I cannot even imagine how painful this could be to his wife and kids who wished to see their father to come home alive. It will only later when they realize he had another homecoming but with God this time. It will be harder for them to live the days until they will see him again.
I questioned Him, why us again? Why not spare us this time? I probably would not receive the answers now. Maybe not ever. I cannot be certain about that. I might even be wrong to think about such questions. But then, I could not hate God. Yes this is too much for our family to handle, but life must go on.
I realize that life and death is truly inevitable. It will always be up to us how we would welcome each day as a great blessing. Living each day according to His plan is even greater.
To my grandfather and uncle in heaven, we know that you are both at peace. You may have ended your earthly life, but we pray to God that we will see you again in eternal life. Thank you for all the wonderful memories.
Thank you God for giving my grandfather and uncle to us. Yes we may have wanted for them to stay longer with us, but you are teaching us to trust in You. Their borrowed lives and how the lived and loved it is their gift to you. We will always be praying for their souls.
Thank you God for all the overwhelming support of family and friends. You never fail to remind us how Your love will always sustain us. Amen.
Posted from WordPress for BlackBerry.
Words are not enough for me to comprehend the reality that you have truly left us. It was only 10 days ago, in your humble and cozy home, that I last visited you. Finally, since September 2011, I get to visit you in your home, the same way you did for our family. I will always remember you, I will always loved you. Even when you could barely stand and talk, your presence filled us with so much love. Tonight, God has called you to be with Him for eternity.
I asked God, why take you away from us now? But I know there is nothing I can do but trust that God’s timing is perfect. It may not make sense, but I know it will eventually be okay. His wisdom is beyond mine now, I have nothing else to do but acknowledge that He is in total control of my life.

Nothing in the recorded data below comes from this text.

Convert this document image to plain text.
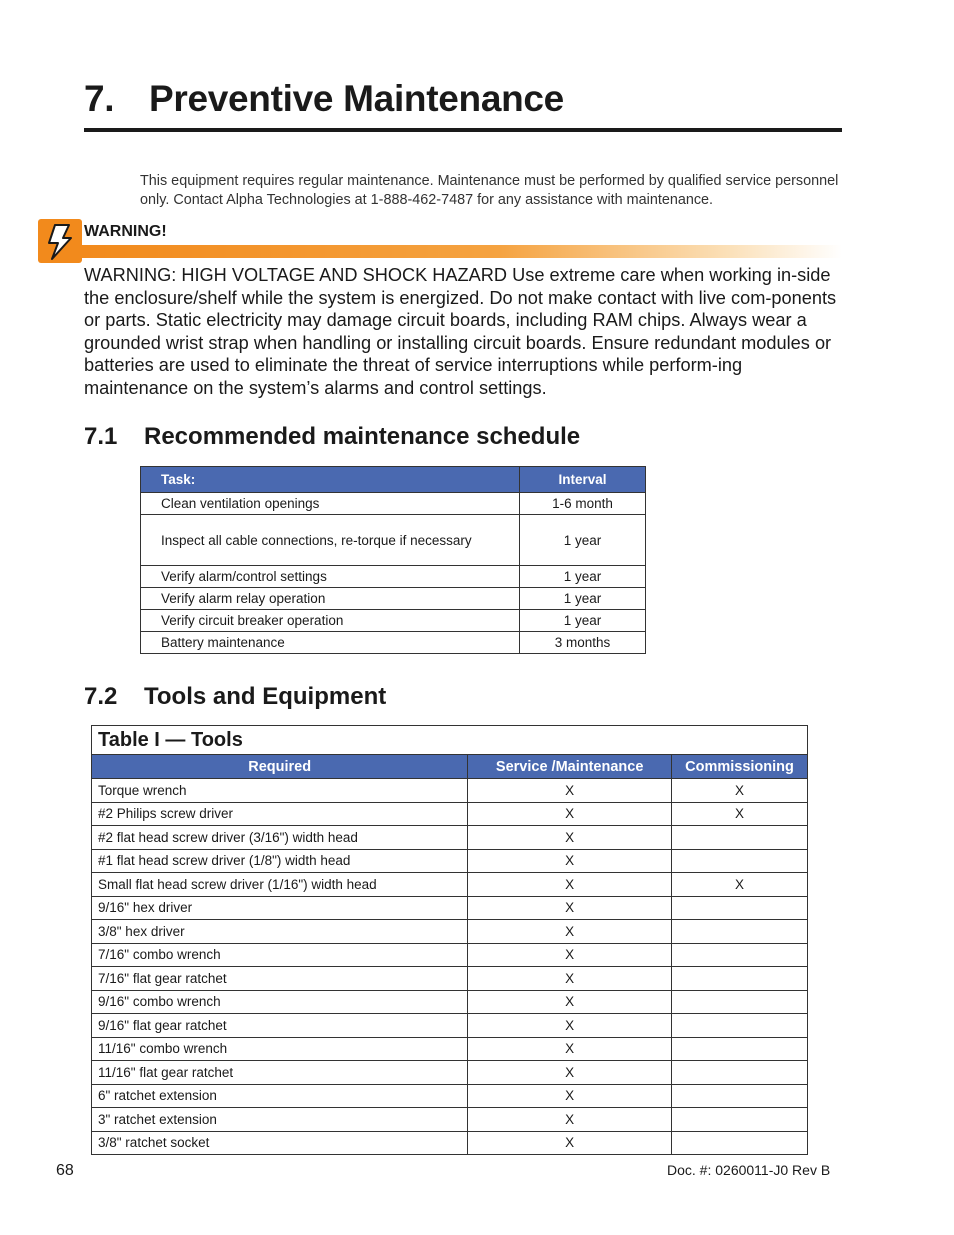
7. Preventive Maintenance
This equipment requires regular maintenance. Maintenance must be performed by qualified service personnel only. Contact Alpha Technologies at 1-888-462-7487 for any assistance with maintenance.
WARNING!
WARNING: HIGH VOLTAGE AND SHOCK HAZARD Use extreme care when working in-side the enclosure/shelf while the system is energized. Do not make contact with live com-ponents or parts. Static electricity may damage circuit boards, including RAM chips. Always wear a grounded wrist strap when handling or installing circuit boards. Ensure redundant modules or batteries are used to eliminate the threat of service interruptions while perform-ing maintenance on the system’s alarms and control settings.
7.1 Recommended maintenance schedule
Task:	Interval
Clean ventilation openings	1-6 month
Inspect all cable connections, re-torque if necessary	1 year
Verify alarm/control settings	1 year
Verify alarm relay operation	1 year
Verify circuit breaker operation	1 year
Battery maintenance	3 months
7.2 Tools and Equipment
Table I — Tools		
Required	Service /Maintenance	Commissioning
Torque wrench	X	X
#2 Philips screw driver	X	X
#2 flat head screw driver (3/16") width head	X	
#1 flat head screw driver (1/8") width head	X	
Small flat head screw driver (1/16") width head	X	X
9/16" hex driver	X	
3/8" hex driver	X	
7/16" combo wrench	X	
7/16" flat gear ratchet	X	
9/16" combo wrench	X	
9/16" flat gear ratchet	X	
11/16" combo wrench	X	
11/16" flat gear ratchet	X	
6" ratchet extension	X	
3" ratchet extension	X	
3/8" ratchet socket	X	
68	Doc. #: 0260011-J0 Rev B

For all the years that we could have spent more time together, I regret all of these. But I know, regardless of the passage of time, I will always be your “Brainy” granddaughter. In every moment we are together, you are always proud of my achievements no matter how small or big all of these came to be. I am crushed you will not be part of my university graduation in 2013 as you have promised, but I know you will always be part of me. You will smile from the heavens when I receive my diploma on the stage. My victory will be for you.
For the entire Estrella family that grieves for losing you, we all feel in our hearts that we have gained a guardian angel in God’s kingdom. The heavy rains have mourned with us today and showered you with grand welcome. The pain of your death is unimaginable, but we know that you no longer have to suffer the sickness and pain you endured all throughout the years. You are not in a better place, but only the best place that God has promised.
The coming days will not be easy, but the thought of God embracing you will strengthen us and keep us. You will pray for Lola, for your children, and your grandchildren. You will be our watcher and we will look forward in seeing you again in God’s perfect time.
I will miss you. Until that day, I will always pray for you. I love you so much.